O fato é que a crise da Covid, auxílio emergencial restrito e de valor mais baixo e, ainda, o efeito da reaparição de Lula dentro do cenário eleitoral, ameaçam efetivamente a base do governo no Congresso Nacional. A sequência de más notícias para Bolsonaro é simbolizada pela pesquisa do Datafolha segundo a qual 54% dos brasileiros consideram sua gestão da pandemia considerada ruim ou péssima. E, continua caindo a popularidade de Bolsonaro.

Infelizmente, nem mesmo a tragédia diária de tantos óbitos e o colapso nacional da saúde pública e privada, faz Bolsonaro cogitar em mudar de postura. E, recentemente, telefonou para um rádio de Camaquã, no interior do Rio Grande do Sul, para defender ao vivo a nebulização com hidroxicloroquina em pacientes com a doença. Já houve até condenação de paciente que exigiu do médico a receita de cloroquina, em 10 salários-mínimos. Em tempo, o uso da cloroquina não tem base científica conforme já informou a OMS.

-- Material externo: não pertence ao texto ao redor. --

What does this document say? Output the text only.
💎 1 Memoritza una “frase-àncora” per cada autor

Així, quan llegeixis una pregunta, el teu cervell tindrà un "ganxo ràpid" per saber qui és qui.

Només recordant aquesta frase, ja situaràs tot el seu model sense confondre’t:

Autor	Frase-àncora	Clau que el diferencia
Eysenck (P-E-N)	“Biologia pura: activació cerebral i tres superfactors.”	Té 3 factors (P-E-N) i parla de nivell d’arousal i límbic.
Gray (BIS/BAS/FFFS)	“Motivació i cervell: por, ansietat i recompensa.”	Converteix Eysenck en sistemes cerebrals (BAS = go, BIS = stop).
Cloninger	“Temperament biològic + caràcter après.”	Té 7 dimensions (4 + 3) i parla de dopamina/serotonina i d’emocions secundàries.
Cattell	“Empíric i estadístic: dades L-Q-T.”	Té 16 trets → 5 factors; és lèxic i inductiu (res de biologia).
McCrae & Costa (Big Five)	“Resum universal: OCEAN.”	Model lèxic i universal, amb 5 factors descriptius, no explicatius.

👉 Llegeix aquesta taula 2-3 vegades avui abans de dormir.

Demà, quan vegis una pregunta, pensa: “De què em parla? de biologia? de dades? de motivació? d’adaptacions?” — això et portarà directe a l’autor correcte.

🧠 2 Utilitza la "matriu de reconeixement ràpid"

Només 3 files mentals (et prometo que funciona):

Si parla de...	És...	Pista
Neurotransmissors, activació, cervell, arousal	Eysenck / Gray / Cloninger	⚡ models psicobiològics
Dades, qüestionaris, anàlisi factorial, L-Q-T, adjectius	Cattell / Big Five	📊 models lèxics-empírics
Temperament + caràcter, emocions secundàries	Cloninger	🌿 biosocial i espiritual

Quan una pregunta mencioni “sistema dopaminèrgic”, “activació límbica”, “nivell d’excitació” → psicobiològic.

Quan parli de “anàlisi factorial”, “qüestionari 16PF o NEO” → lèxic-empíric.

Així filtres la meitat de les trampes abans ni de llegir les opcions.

Por outro lado, nove advogados propuseram no STF um pedido de habeas corpus coletivo para impedir que os cidadãos sejam investigados com base na Lei na Segurança Nacional por se referirem a Bolsonaro como genocida. Segundo os proponentes, o termo usado como crítica política se enquadra na liberdade de expressão, o que é entendimento endossado pela Defensoria Pública da União.

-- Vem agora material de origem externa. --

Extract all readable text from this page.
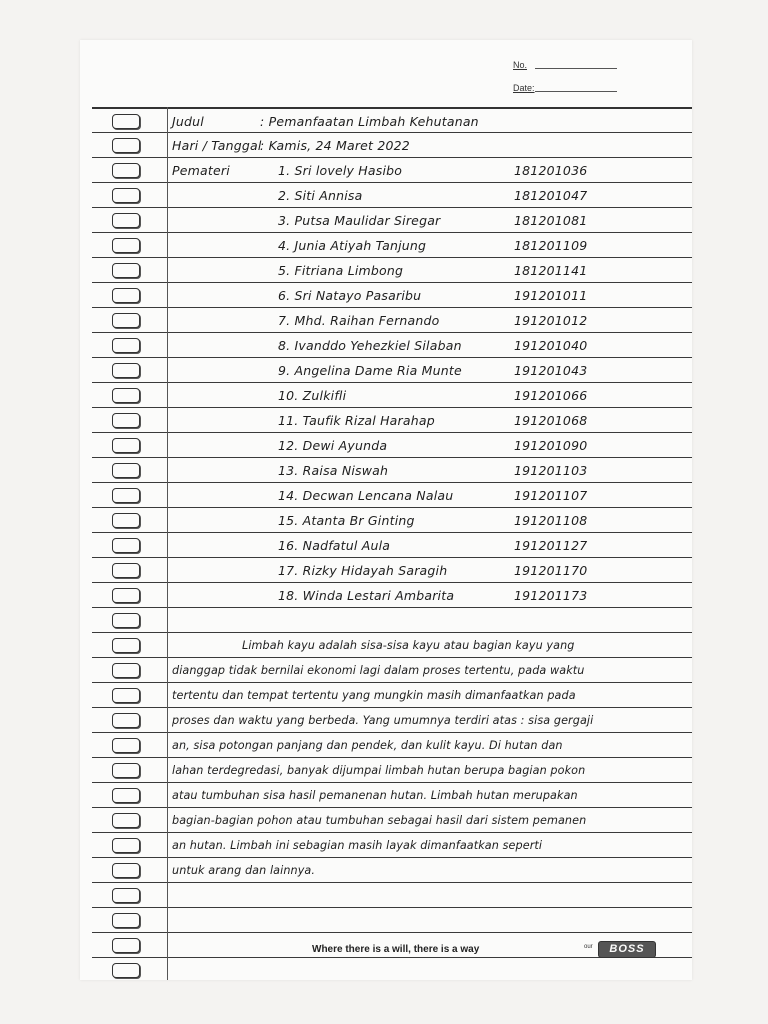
No.
Date:
Judul	: Pemanfaatan Limbah Kehutanan
Hari / Tanggal
: Kamis, 24 Maret 2022
Pemateri	1. Sri lovely Hasibo	181201036
2. Siti Annisa	181201047
3. Putsa Maulidar Siregar	181201081
4. Junia Atiyah Tanjung	181201109
5. Fitriana Limbong	181201141
6. Sri Natayo Pasaribu	191201011
7. Mhd. Raihan Fernando	191201012
8. Ivanddo Yehezkiel Silaban	191201040
9. Angelina Dame Ria Munte	191201043
10. Zulkifli	191201066
11. Taufik Rizal Harahap	191201068
12. Dewi Ayunda	191201090
13. Raisa Niswah	191201103
14. Decwan Lencana Nalau	191201107
15. Atanta Br Ginting	191201108
16. Nadfatul Aula	191201127
17. Rizky Hidayah Saragih	191201170
18. Winda Lestari Ambarita	191201173
Limbah kayu adalah sisa-sisa kayu atau bagian kayu yang
dianggap tidak bernilai ekonomi lagi dalam proses tertentu, pada waktu
tertentu dan tempat tertentu yang mungkin masih dimanfaatkan pada
proses dan waktu yang berbeda. Yang umumnya terdiri atas : sisa gergaji
an, sisa potongan panjang dan pendek, dan kulit kayu. Di hutan dan
lahan terdegredasi, banyak dijumpai limbah hutan berupa bagian pokon
atau tumbuhan sisa hasil pemanenan hutan. Limbah hutan merupakan
bagian-bagian pohon atau tumbuhan sebagai hasil dari sistem pemanen
an hutan. Limbah ini sebagian masih layak dimanfaatkan seperti
untuk arang dan lainnya.
Where there is a will, there is a way	our	BOSS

De acordo com a Professora Fabiana Santiago, especializada em LSN, a aplicação dessa lei para enquadrar protestos contra o presidente da República representa como mais uma tentativa de impedir o jogo democrático. Defende a professora que a lei pode ser mantida, mas, mediante os devidos recortes suprimindo o que remonta ao tempo de exceção.

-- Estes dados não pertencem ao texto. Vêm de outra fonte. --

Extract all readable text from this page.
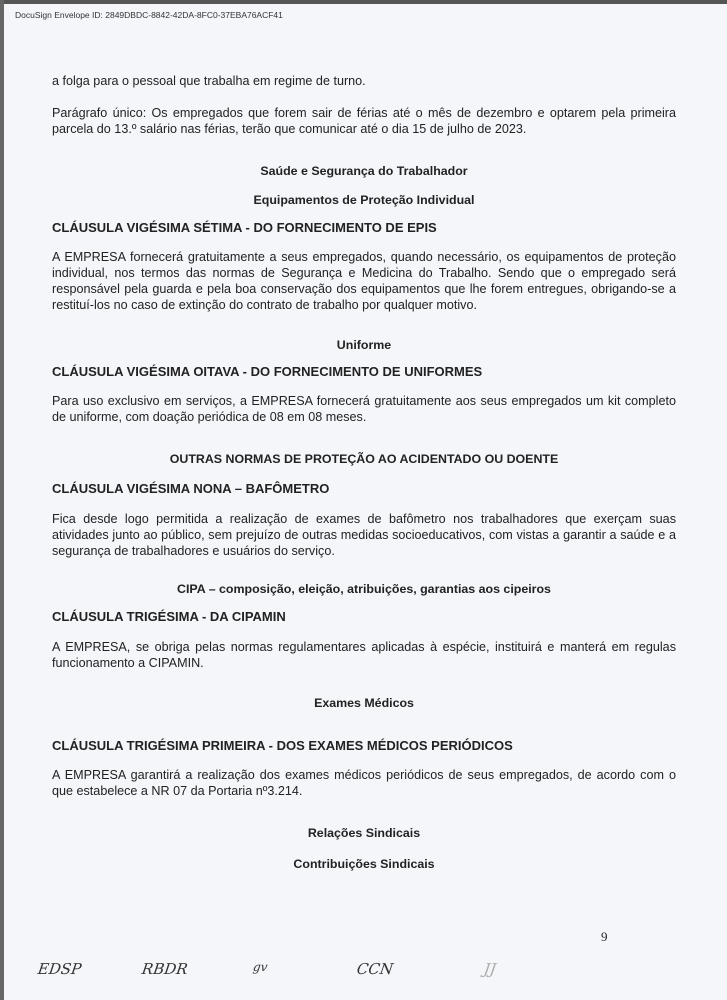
DocuSign Envelope ID: 2849DBDC-8842-42DA-8FC0-37EBA76ACF41
a folga para o pessoal que trabalha em regime de turno.
Parágrafo único: Os empregados que forem sair de férias até o mês de dezembro e optarem pela primeira parcela do 13.º salário nas férias, terão que comunicar até o dia 15 de julho de 2023.
Saúde e Segurança do Trabalhador
Equipamentos de Proteção Individual
CLÁUSULA VIGÉSIMA SÉTIMA - DO FORNECIMENTO DE EPIS
A EMPRESA fornecerá gratuitamente a seus empregados, quando necessário, os equipamentos de proteção individual, nos termos das normas de Segurança e Medicina do Trabalho. Sendo que o empregado será responsável pela guarda e pela boa conservação dos equipamentos que lhe forem entregues, obrigando-se a restituí-los no caso de extinção do contrato de trabalho por qualquer motivo.
Uniforme
CLÁUSULA VIGÉSIMA OITAVA - DO FORNECIMENTO DE UNIFORMES
Para uso exclusivo em serviços, a EMPRESA fornecerá gratuitamente aos seus empregados um kit completo de uniforme, com doação periódica de 08 em 08 meses.
OUTRAS NORMAS DE PROTEÇÃO AO ACIDENTADO OU DOENTE
CLÁUSULA VIGÉSIMA NONA – BAFÔMETRO
Fica desde logo permitida a realização de exames de bafômetro nos trabalhadores que exerçam suas atividades junto ao público, sem prejuízo de outras medidas socioeducativos, com vistas a garantir a saúde e a segurança de trabalhadores e usuários do serviço.
CIPA – composição, eleição, atribuições, garantias aos cipeiros
CLÁUSULA TRIGÉSIMA - DA CIPAMIN
A EMPRESA, se obriga pelas normas regulamentares aplicadas à espécie, instituirá e manterá em regulas funcionamento a CIPAMIN.
Exames Médicos
CLÁUSULA TRIGÉSIMA PRIMEIRA - DOS EXAMES MÉDICOS PERIÓDICOS
A EMPRESA garantirá a realização dos exames médicos periódicos de seus empregados, de acordo com o que estabelece a NR 07 da Portaria nº3.214.
Relações Sindicais
Contribuições Sindicais
9
EDSP	RBDR	gv	CCN	JJ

O presidente do STF, Ministro Luiz Fux telefonou para Bolsonaro pedindo explicações sobre as referências deste ao estado de sítio, ao criticar as medidas de isolamento social e toque de recolher nos Estados. O presidente, por sua vez, negou que cogite adotar alguma medida do tipo.

Conveniente recordar que em abril de 2020, o STF confirmou competência concorrente de Estados, Distrito Federal, Municípios e União em ações para combater pandemia da Covid-19. Governadores e prefeitos estão livres para estabelecer medidas como o isolamento social e o fechamento do comércio.

A maioria dos ministros reconhece também que a União pode legislar sobre o tema, mas garantindo a autonomia dos demais entes. Em seu voto, o ministro Marco Aurélio reafirmou seu entendimento de que não há na norma transgressão a preceito da Constituição Federal.

Para o ministro, a MP não afasta os atos a serem praticados pelos Estados, pelo Distrito Federal e pelos municípios, que têm competência concorrente para legislar sobre saúde pública (artigo 23, inciso II, da Constituição). A seu ver, a norma apenas trata das atribuições das autoridades em relação às medidas a serem implementadas em razão da pandemia. Vide o julgado na Ação Direta de Inconstitucionalidade (ADI) 6341.

Mesmo assim, insistem de “vilanizar” o STF, pela má gestão da situação de calamidade pública. O STF tem o dever institucional de zelar pelo cumprimento da Constituição Federal vigente, não inventou as competências e suas divisões e concorrências. Mas, não pode permitir que quem jurou obedecer a Constituição, simplesmente, a ignore ou viole por ímpetos autoritários e bizarros.

(*) Gisele Leite – Mestre e Doutora em Direito, é professora universitária.